Por Carlos Alberto Castrillón*

Me piden que escoja los cinco poemas de autores quindianos que más me gustan. De inmediato la mente se activa y permanece alerta por un buen rato. Regresan las viejas lecturas y los momentos gratos que la poesía favorece. La memoria se pone en “modo taxonómico”, pero al poco tiempo las jerarquías entran en crisis.

Debo incluir un poema de El libro de los fantasmas, de Luis Vidales, poemario un tanto menospreciado ante el brillo de Suenan timbres; el poema ha estado marcado en ese libro desde hace 30 años. Es obligatorio agregar la poderosa «Canción del amor fugaz», de Carmelina Soto, que considero un ejemplo perfecto de su poética rebelde y autónoma. Un poema de Ricardo Cuéllar es indispensable para recordar una poesía densa y perdurable con la que conecté sin dificultades cuando la conocí tardíamente. Para el balance de tono, ya escogí uno de Omar García Ramírez, que ofrece el contraste perfecto, con la lucidez y el descreimiento que admiro en su poesía. Con «A la larga se trata de ser cangrejo o liebre», de Nelson Osorio Marín, un poema que quedó en la historia personal, tengo lo que me piden: cinco poemas diversos y siempre actuales por el arte que los motiva; cinco poemas con los que podemos dialogar y demostrar el valor de lo que escriben los poetas nacidos en estas breves tierras.

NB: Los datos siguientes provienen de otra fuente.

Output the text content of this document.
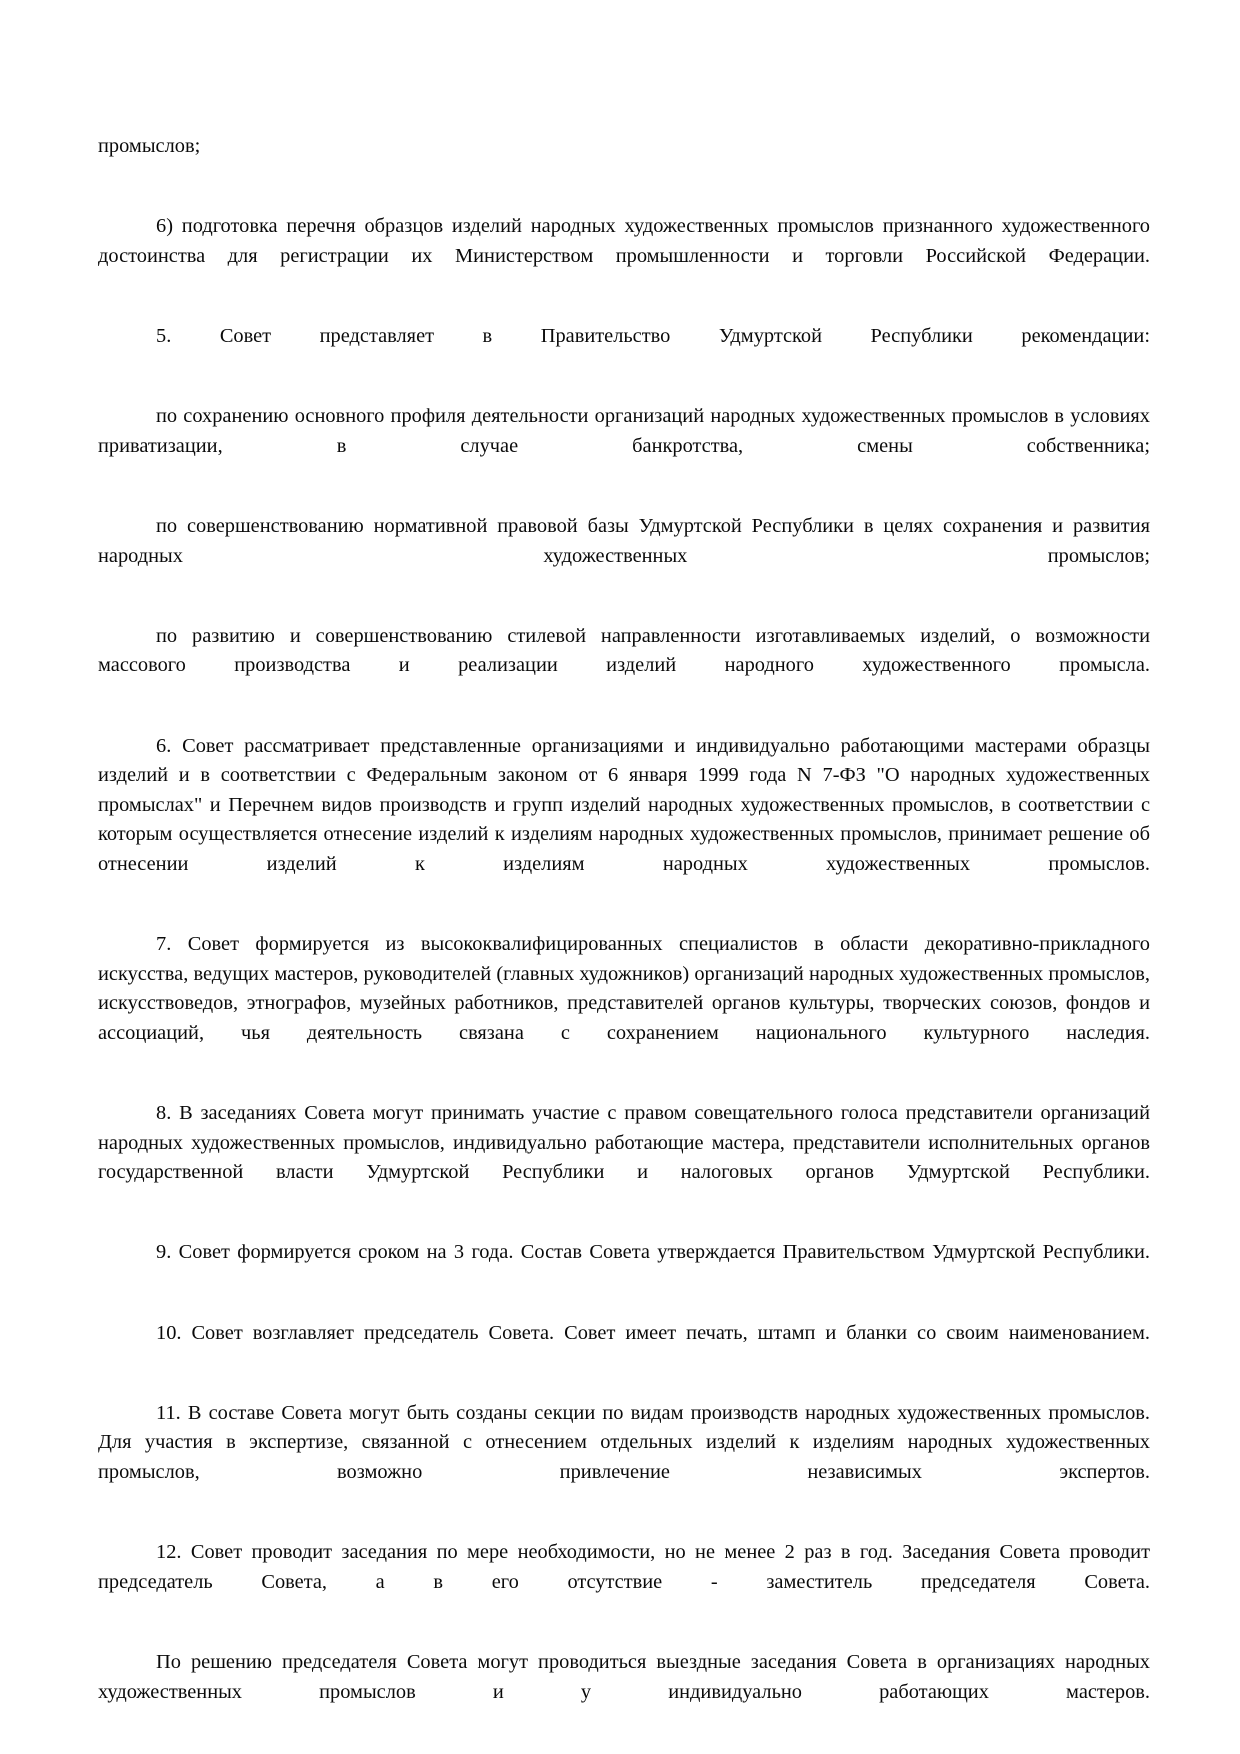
промыслов;

6) подготовка перечня образцов изделий народных художественных промыслов признанного художественного достоинства для регистрации их Министерством промышленности и торговли Российской Федерации.

5. Совет представляет в Правительство Удмуртской Республики рекомендации:

по сохранению основного профиля деятельности организаций народных художественных промыслов в условиях приватизации, в случае банкротства, смены собственника;

по совершенствованию нормативной правовой базы Удмуртской Республики в целях сохранения и развития народных художественных промыслов;

по развитию и совершенствованию стилевой направленности изготавливаемых изделий, о возможности массового производства и реализации изделий народного художественного промысла.

6. Совет рассматривает представленные организациями и индивидуально работающими мастерами образцы изделий и в соответствии с Федеральным законом от 6 января 1999 года N 7-ФЗ "О народных художественных промыслах" и Перечнем видов производств и групп изделий народных художественных промыслов, в соответствии с которым осуществляется отнесение изделий к изделиям народных художественных промыслов, принимает решение об отнесении изделий к изделиям народных художественных промыслов.

7. Совет формируется из высококвалифицированных специалистов в области декоративно-прикладного искусства, ведущих мастеров, руководителей (главных художников) организаций народных художественных промыслов, искусствоведов, этнографов, музейных работников, представителей органов культуры, творческих союзов, фондов и ассоциаций, чья деятельность связана с сохранением национального культурного наследия.

8. В заседаниях Совета могут принимать участие с правом совещательного голоса представители организаций народных художественных промыслов, индивидуально работающие мастера, представители исполнительных органов государственной власти Удмуртской Республики и налоговых органов Удмуртской Республики.

9. Совет формируется сроком на 3 года. Состав Совета утверждается Правительством Удмуртской Республики.

10. Совет возглавляет председатель Совета. Совет имеет печать, штамп и бланки со своим наименованием.

11. В составе Совета могут быть созданы секции по видам производств народных художественных промыслов. Для участия в экспертизе, связанной с отнесением отдельных изделий к изделиям народных художественных промыслов, возможно привлечение независимых экспертов.

12. Совет проводит заседания по мере необходимости, но не менее 2 раз в год. Заседания Совета проводит председатель Совета, а в его отсутствие - заместитель председателя Совета.

По решению председателя Совета могут проводиться выездные заседания Совета в организациях народных художественных промыслов и у индивидуально работающих мастеров.
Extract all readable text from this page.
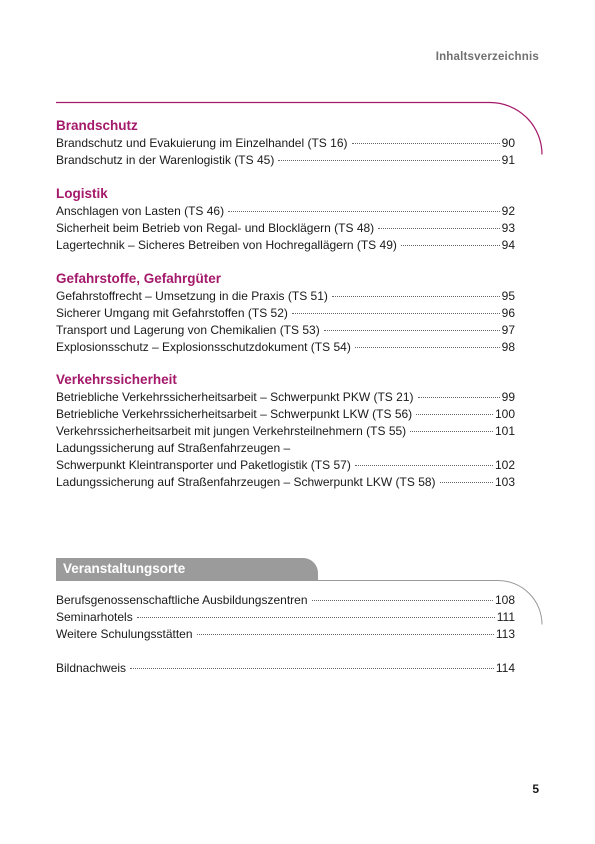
Inhaltsverzeichnis
Brandschutz
Brandschutz und Evakuierung im Einzelhandel (TS 16)	90
Brandschutz in der Warenlogistik (TS 45)	91
Logistik
Anschlagen von Lasten (TS 46)	92
Sicherheit beim Betrieb von Regal- und Blocklägern (TS 48)	93
Lagertechnik – Sicheres Betreiben von Hochregallägern (TS 49)	94
Gefahrstoffe, Gefahrgüter
Gefahrstoffrecht – Umsetzung in die Praxis (TS 51)	95
Sicherer Umgang mit Gefahrstoffen (TS 52)	96
Transport und Lagerung von Chemikalien (TS 53)	97
Explosionsschutz – Explosionsschutzdokument (TS 54)	98
Verkehrssicherheit
Betriebliche Verkehrssicherheitsarbeit – Schwerpunkt PKW (TS 21)	99
Betriebliche Verkehrssicherheitsarbeit – Schwerpunkt LKW (TS 56)	100
Verkehrssicherheitsarbeit mit jungen Verkehrsteilnehmern (TS 55)	101
Ladungssicherung auf Straßenfahrzeugen –
Schwerpunkt Kleintransporter und Paketlogistik (TS 57)	102
Ladungssicherung auf Straßenfahrzeugen – Schwerpunkt LKW (TS 58)	103
Veranstaltungsorte
Berufsgenossenschaftliche Ausbildungszentren	108
Seminarhotels	111
Weitere Schulungsstätten	113
Bildnachweis	114
5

Luego vienen las dudas. El límite es muy angosto para tanta poesía. Cinco ahora resulta un número fatal, propicio para la injusticia. ¿Acaso un soneto de Lotos, el libro inicial de Baudilio Montoya? Hay varios que podrían ponerse al lado de «Despertar», el ejemplo perfecto de Noel Estrada Roldán. Argumento entonces que esos poetas me interesan más como investigador que como lector. ¿Cómo olvidar «Para el fuego», de Juan Restrepo, el poeta que me sedujo desde la primera vez que lo vi leyendo sus poemas, como ensalmos de un predicador hermético? ¿Y Umberto Senegal, que me acompañó en el descubrimiento de un amplio mundo para la poesía? ¿Y Gustavo Rubio Guerrero, de cuyos versos desapacibles he dicho y escrito palabras elogiosas?  Entonces barajo de nuevo, pero no es elegante quitar y poner cuando los poetas nos observan desde la admiración o desde los afectos.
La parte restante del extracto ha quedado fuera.